同時にココは拳銃を引き抜こうとした警官に襲いかかった。警官が握った銃をココが抑えて奪い合いをする形になった。
多分神様はココの方がマシな人間だと判断したのだろう、警官がいつの間にか安全装置を外し、指をかけていたトリガーが奪い合いの最中で引かれた時、銃口は警官の足を向いていた。
警官が激痛に崩れる。ココは警官の手から拳銃を奪い取り、女の子を引きずりながら電話をかけようとしているさっきのジジイに駆け寄り、映画でよく見るように、銃の台尻でぶん殴ってやった。
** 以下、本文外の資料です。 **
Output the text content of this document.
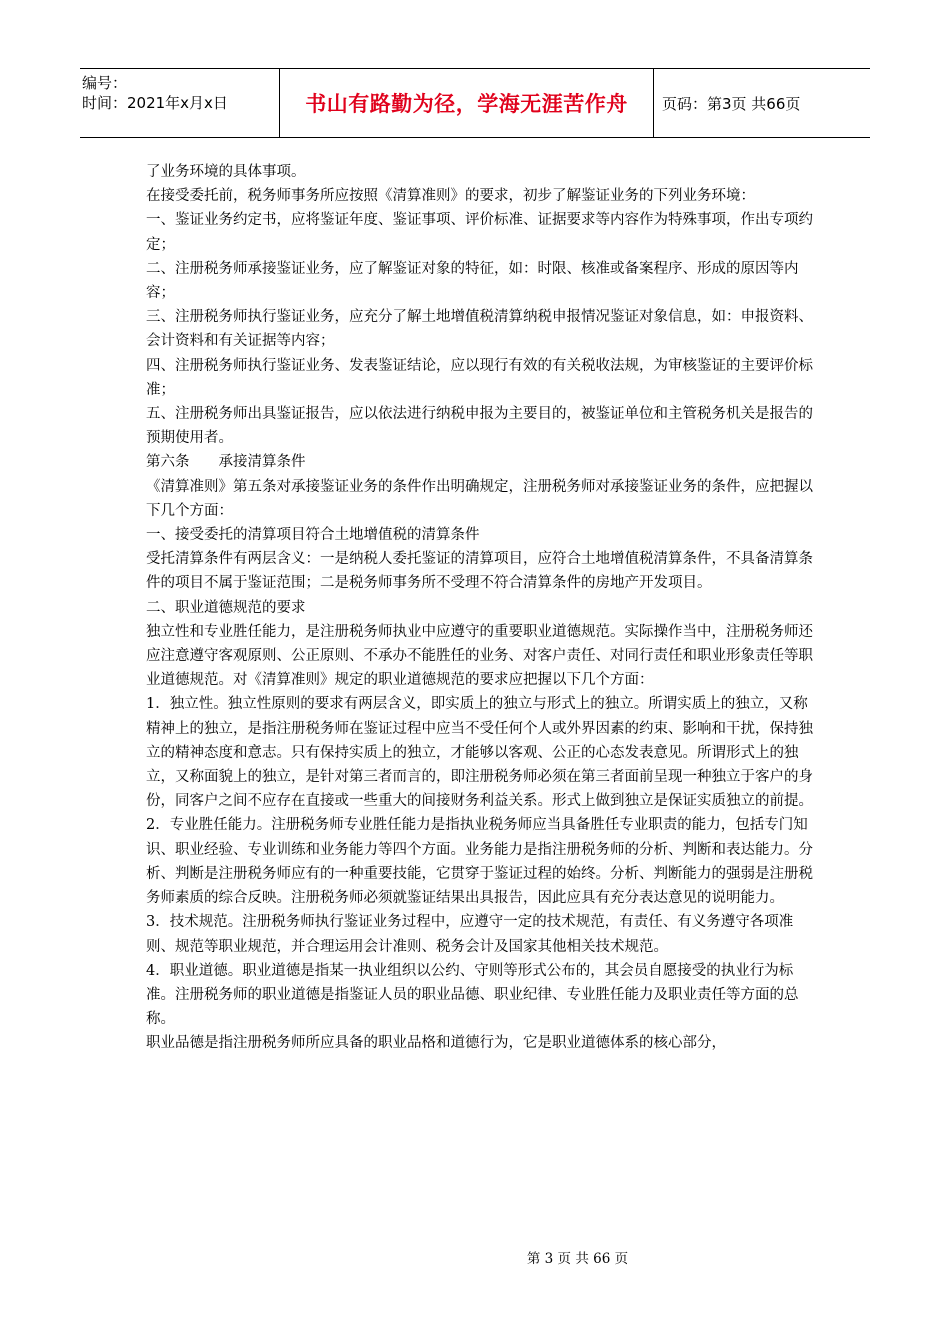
编号：
时间：2021年x月x日	书山有路勤为径，学海无涯苦作舟	页码：第3页 共66页

了业务环境的具体事项。

在接受委托前，税务师事务所应按照《清算准则》的要求，初步了解鉴证业务的下列业务环境：

一、鉴证业务约定书，应将鉴证年度、鉴证事项、评价标准、证据要求等内容作为特殊事项，作出专项约定；

二、注册税务师承接鉴证业务，应了解鉴证对象的特征，如：时限、核准或备案程序、形成的原因等内容；

三、注册税务师执行鉴证业务，应充分了解土地增值税清算纳税申报情况鉴证对象信息，如：申报资料、会计资料和有关证据等内容；

四、注册税务师执行鉴证业务、发表鉴证结论，应以现行有效的有关税收法规，为审核鉴证的主要评价标准；

五、注册税务师出具鉴证报告，应以依法进行纳税申报为主要目的，被鉴证单位和主管税务机关是报告的预期使用者。

第六条　　承接清算条件

《清算准则》第五条对承接鉴证业务的条件作出明确规定，注册税务师对承接鉴证业务的条件，应把握以下几个方面：

一、接受委托的清算项目符合土地增值税的清算条件

受托清算条件有两层含义：一是纳税人委托鉴证的清算项目，应符合土地增值税清算条件，不具备清算条件的项目不属于鉴证范围；二是税务师事务所不受理不符合清算条件的房地产开发项目。

二、职业道德规范的要求

独立性和专业胜任能力，是注册税务师执业中应遵守的重要职业道德规范。实际操作当中，注册税务师还应注意遵守客观原则、公正原则、不承办不能胜任的业务、对客户责任、对同行责任和职业形象责任等职业道德规范。对《清算准则》规定的职业道德规范的要求应把握以下几个方面：

1．独立性。独立性原则的要求有两层含义，即实质上的独立与形式上的独立。所谓实质上的独立，又称精神上的独立，是指注册税务师在鉴证过程中应当不受任何个人或外界因素的约束、影响和干扰，保持独立的精神态度和意志。只有保持实质上的独立，才能够以客观、公正的心态发表意见。所谓形式上的独立，又称面貌上的独立，是针对第三者而言的，即注册税务师必须在第三者面前呈现一种独立于客户的身份，同客户之间不应存在直接或一些重大的间接财务利益关系。形式上做到独立是保证实质独立的前提。

2．专业胜任能力。注册税务师专业胜任能力是指执业税务师应当具备胜任专业职责的能力，包括专门知识、职业经验、专业训练和业务能力等四个方面。业务能力是指注册税务师的分析、判断和表达能力。分析、判断是注册税务师应有的一种重要技能，它贯穿于鉴证过程的始终。分析、判断能力的强弱是注册税务师素质的综合反映。注册税务师必须就鉴证结果出具报告，因此应具有充分表达意见的说明能力。

3．技术规范。注册税务师执行鉴证业务过程中，应遵守一定的技术规范，有责任、有义务遵守各项准则、规范等职业规范，并合理运用会计准则、税务会计及国家其他相关技术规范。

4．职业道德。职业道德是指某一执业组织以公约、守则等形式公布的，其会员自愿接受的执业行为标准。注册税务师的职业道德是指鉴证人员的职业品德、职业纪律、专业胜任能力及职业责任等方面的总称。

职业品德是指注册税务师所应具备的职业品格和道德行为，它是职业道德体系的核心部分，

第 3 页 共 66 页
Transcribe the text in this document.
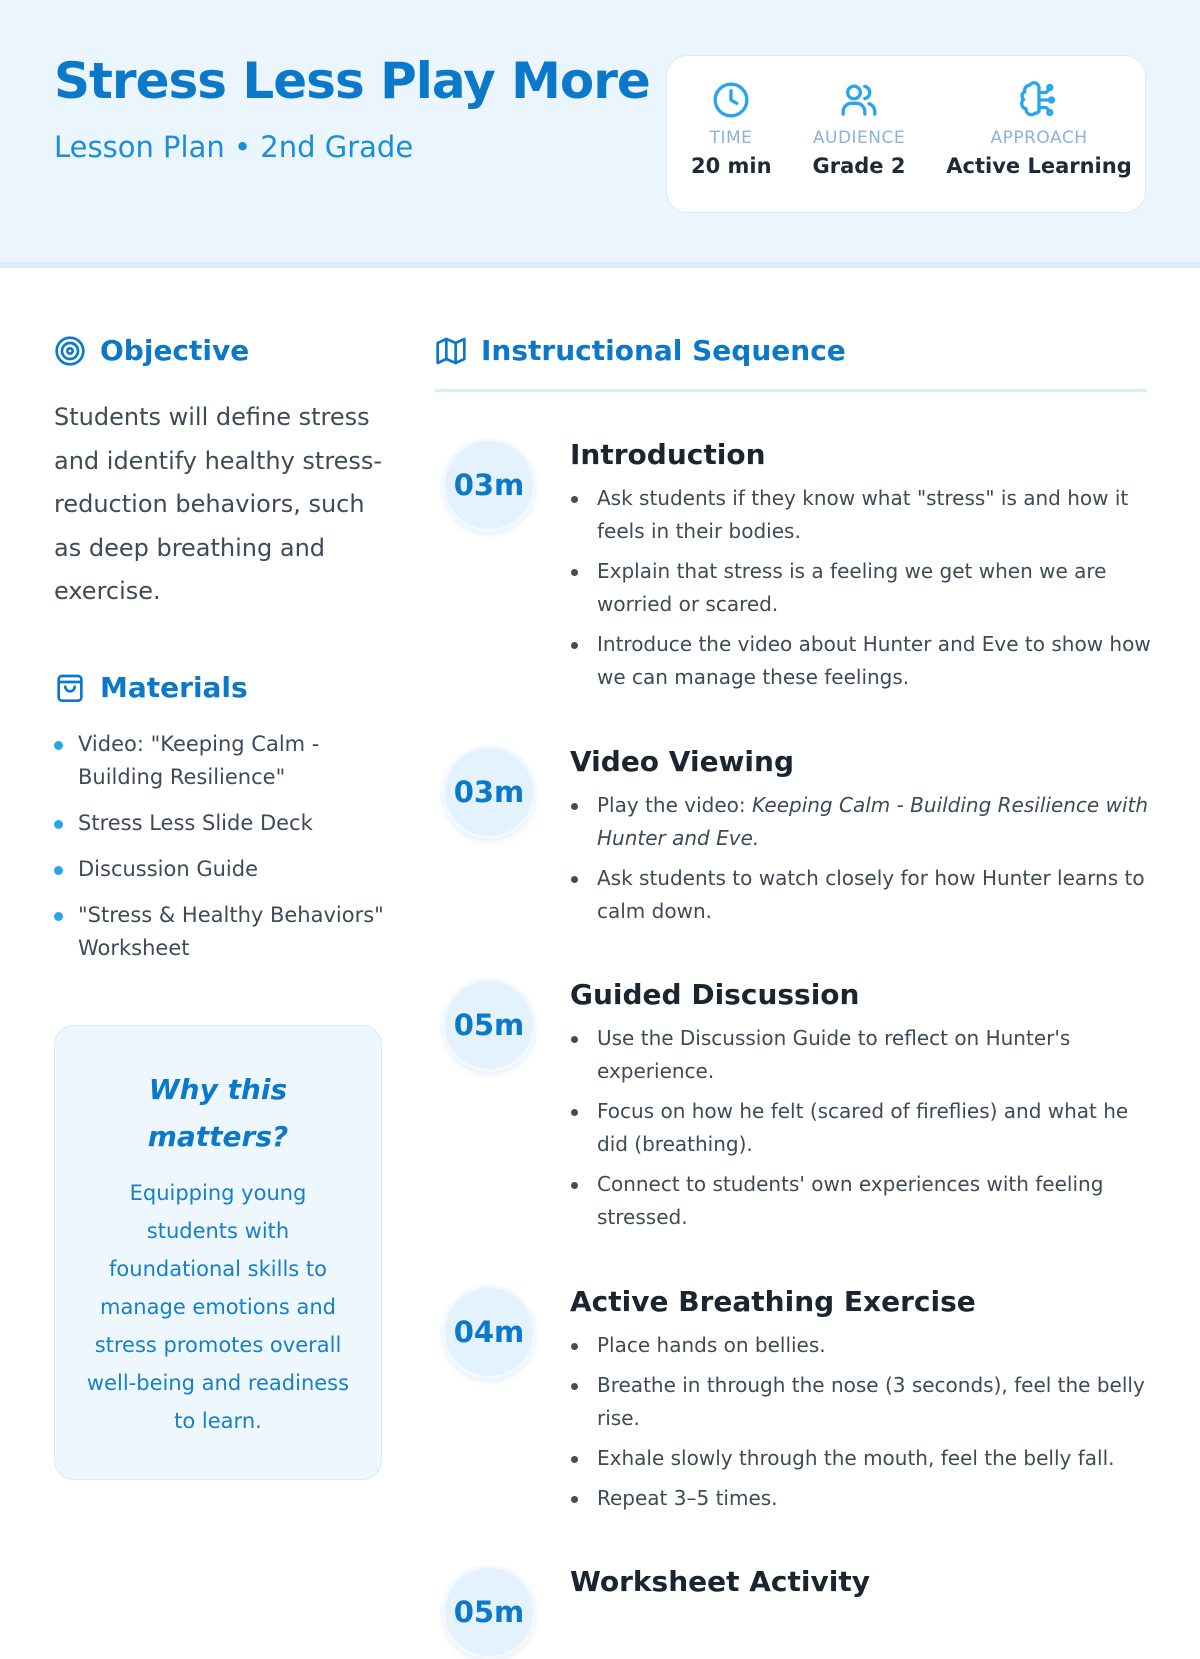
Stress Less Play More
Lesson Plan • 2nd Grade	TIME
20 min
AUDIENCE
Grade 2
APPROACH
Active Learning
Objective

Students will define stress and identify healthy stress-reduction behaviors, such as deep breathing and exercise.

Materials
Video: "Keeping Calm - Building Resilience"
Stress Less Slide Deck
Discussion Guide
"Stress & Healthy Behaviors" Worksheet
Why this matters?
Equipping young students with foundational skills to manage emotions and stress promotes overall well-being and readiness to learn.
Instructional Sequence
03m
Introduction
Ask students if they know what "stress" is and how it feels in their bodies.
Explain that stress is a feeling we get when we are worried or scared.
Introduce the video about Hunter and Eve to show how we can manage these feelings.
03m
Video Viewing
Play the video: Keeping Calm - Building Resilience with Hunter and Eve.
Ask students to watch closely for how Hunter learns to calm down.
05m
Guided Discussion
Use the Discussion Guide to reflect on Hunter's experience.
Focus on how he felt (scared of fireflies) and what he did (breathing).
Connect to students' own experiences with feeling stressed.
04m
Active Breathing Exercise
Place hands on bellies.
Breathe in through the nose (3 seconds), feel the belly rise.
Exhale slowly through the mouth, feel the belly fall.
Repeat 3–5 times.
05m
Worksheet Activity
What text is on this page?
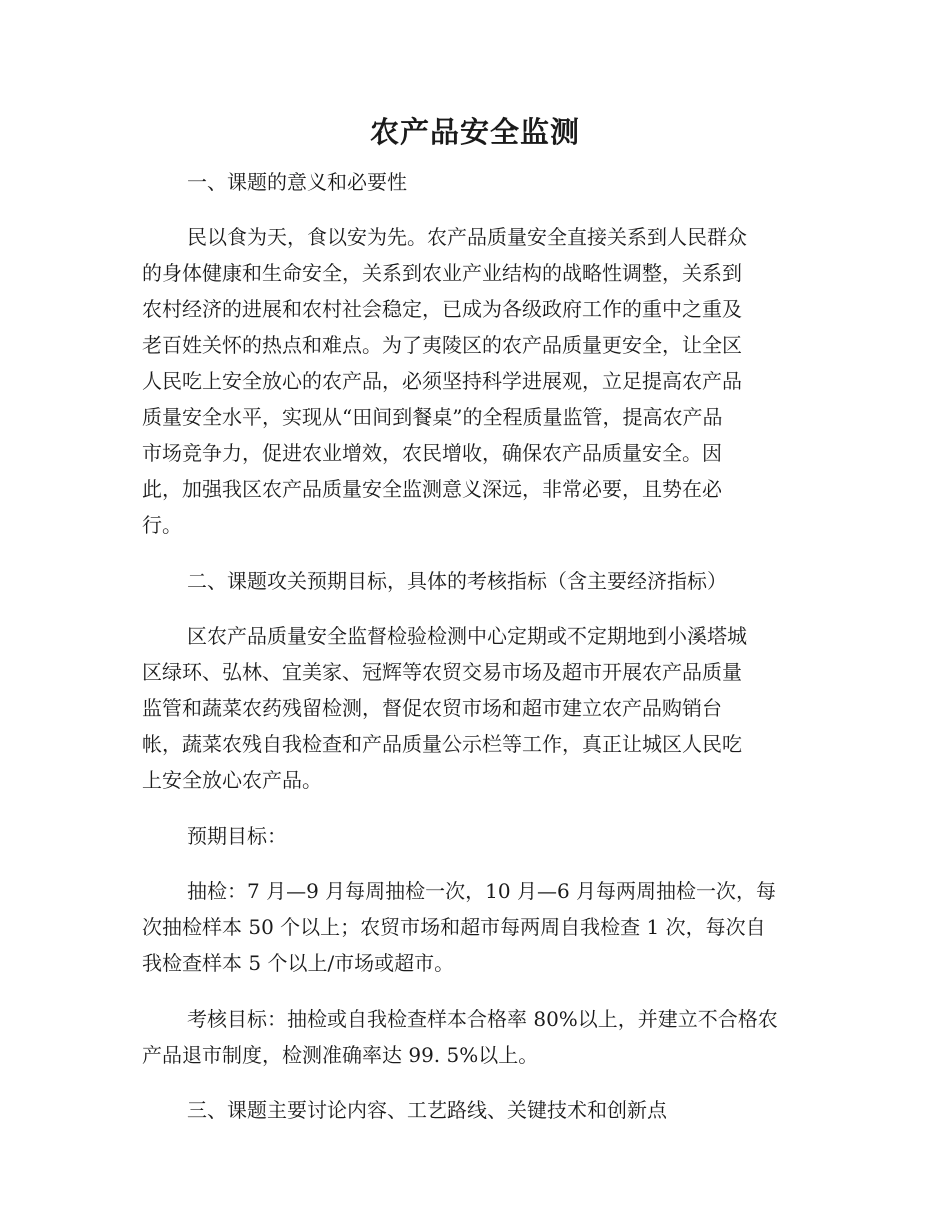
农产品安全监测

一、课题的意义和必要性

民以食为天，食以安为先。农产品质量安全直接关系到人民群众

的身体健康和生命安全，关系到农业产业结构的战略性调整，关系到

农村经济的进展和农村社会稳定，已成为各级政府工作的重中之重及

老百姓关怀的热点和难点。为了夷陵区的农产品质量更安全，让全区

人民吃上安全放心的农产品，必须坚持科学进展观，立足提高农产品

质量安全水平，实现从“田间到餐桌”的全程质量监管，提高农产品

市场竞争力，促进农业增效，农民增收，确保农产品质量安全。因

此，加强我区农产品质量安全监测意义深远，非常必要，且势在必

行。

二、课题攻关预期目标，具体的考核指标（含主要经济指标）

区农产品质量安全监督检验检测中心定期或不定期地到小溪塔城

区绿环、弘林、宜美家、冠辉等农贸交易市场及超市开展农产品质量

监管和蔬菜农药残留检测，督促农贸市场和超市建立农产品购销台

帐，蔬菜农残自我检查和产品质量公示栏等工作，真正让城区人民吃

上安全放心农产品。

预期目标：

抽检：7 月—9 月每周抽检一次，10 月—6 月每两周抽检一次，每

次抽检样本 50 个以上；农贸市场和超市每两周自我检查 1 次，每次自

我检查样本 5 个以上/市场或超市。

考核目标：抽检或自我检查样本合格率 80%以上，并建立不合格农

产品退市制度，检测准确率达 99. 5%以上。

三、课题主要讨论内容、工艺路线、关键技术和创新点
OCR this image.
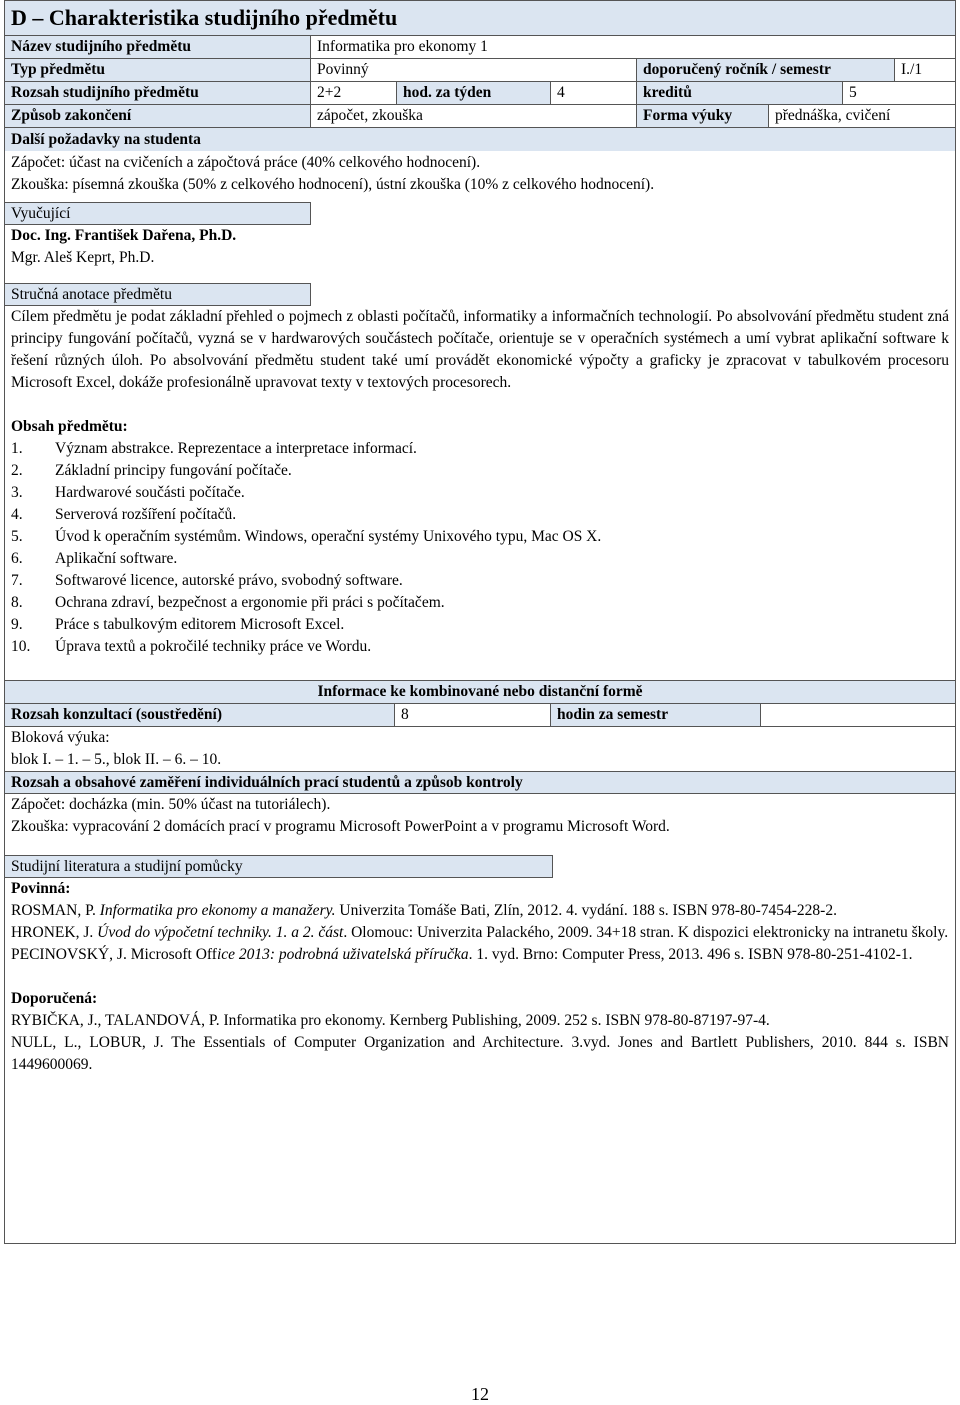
D – Charakteristika studijního předmětu
Název studijního předmětu	Informatika pro ekonomy 1
Typ předmětu	Povinný	doporučený ročník / semestr	I./1
Rozsah studijního předmětu	2+2	hod. za týden	4	kreditů	5
Způsob zakončení	zápočet, zkouška	Forma výuky	přednáška, cvičení
Další požadavky na studenta
Zápočet: účast na cvičeních a zápočtová práce (40% celkového hodnocení).
Zkouška: písemná zkouška (50% z celkového hodnocení), ústní zkouška (10% z celkového hodnocení).
Vyučující
Doc. Ing. František Dařena, Ph.D.
Mgr. Aleš Keprt, Ph.D.
Stručná anotace předmětu
Cílem předmětu je podat základní přehled o pojmech z oblasti počítačů, informatiky a informačních technologií. Po absolvování předmětu student zná principy fungování počítačů, vyzná se v hardwarových součástech počítače, orientuje se v operačních systémech a umí vybrat aplikační software k řešení různých úloh. Po absolvování předmětu student také umí provádět ekonomické výpočty a graficky je zpracovat v tabulkovém procesoru Microsoft Excel, dokáže profesionálně upravovat texty v textových procesorech.
Obsah předmětu:
1.	Význam abstrakce. Reprezentace a interpretace informací.
2.	Základní principy fungování počítače.
3.	Hardwarové součásti počítače.
4.	Serverová rozšíření počítačů.
5.	Úvod k operačním systémům. Windows, operační systémy Unixového typu, Mac OS X.
6.	Aplikační software.
7.	Softwarové licence, autorské právo, svobodný software.
8.	Ochrana zdraví, bezpečnost a ergonomie při práci s počítačem.
9.	Práce s tabulkovým editorem Microsoft Excel.
10.	Úprava textů a pokročilé techniky práce ve Wordu.
Informace ke kombinované nebo distanční formě
Rozsah konzultací (soustředění)	8	hodin za semestr
Bloková výuka:
blok I. – 1. – 5., blok II. – 6. – 10.
Rozsah a obsahové zaměření individuálních prací studentů a způsob kontroly
Zápočet: docházka (min. 50% účast na tutoriálech).
Zkouška: vypracování 2 domácích prací v programu Microsoft PowerPoint a v programu Microsoft Word.
Studijní literatura a studijní pomůcky
Povinná:

ROSMAN, P. Informatika pro ekonomy a manažery. Univerzita Tomáše Bati, Zlín, 2012. 4. vydání. 188 s. ISBN 978-80-7454-228-2.

HRONEK, J. Úvod do výpočetní techniky. 1. a 2. část. Olomouc: Univerzita Palackého, 2009. 34+18 stran. K dispozici elektronicky na intranetu školy.

PECINOVSKÝ, J. Microsoft Office 2013: podrobná uživatelská příručka. 1. vyd. Brno: Computer Press, 2013. 496 s. ISBN 978-80-251-4102-1.

Doporučená:

RYBIČKA, J., TALANDOVÁ, P. Informatika pro ekonomy. Kernberg Publishing, 2009. 252 s. ISBN 978-80-87197-97-4.

NULL, L., LOBUR, J. The Essentials of Computer Organization and Architecture. 3.vyd. Jones and Bartlett Publishers, 2010. 844 s. ISBN 1449600069.

12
ジジイは痛みで頭を押さえ、体をイモムシのように丸める。警官も膝を抱え、痛みに呻いていた。この二人には蹴りの一発でもお見舞いしたいがさっさと逃げるべきだろう。ジジイの電話先が気になる。つながったのならやばい。
一旦、先ほどのホームレスの所に戻ろう。他に安全な場所は知らない。さっきはあそこを偶然見つけられて本当にラッキーだった。
何とか戻ることができた。来た道を戻っただけなのだが、男達の姿は全く見なかった。今のところかなりの強運だ。不運であることには変わりがないが。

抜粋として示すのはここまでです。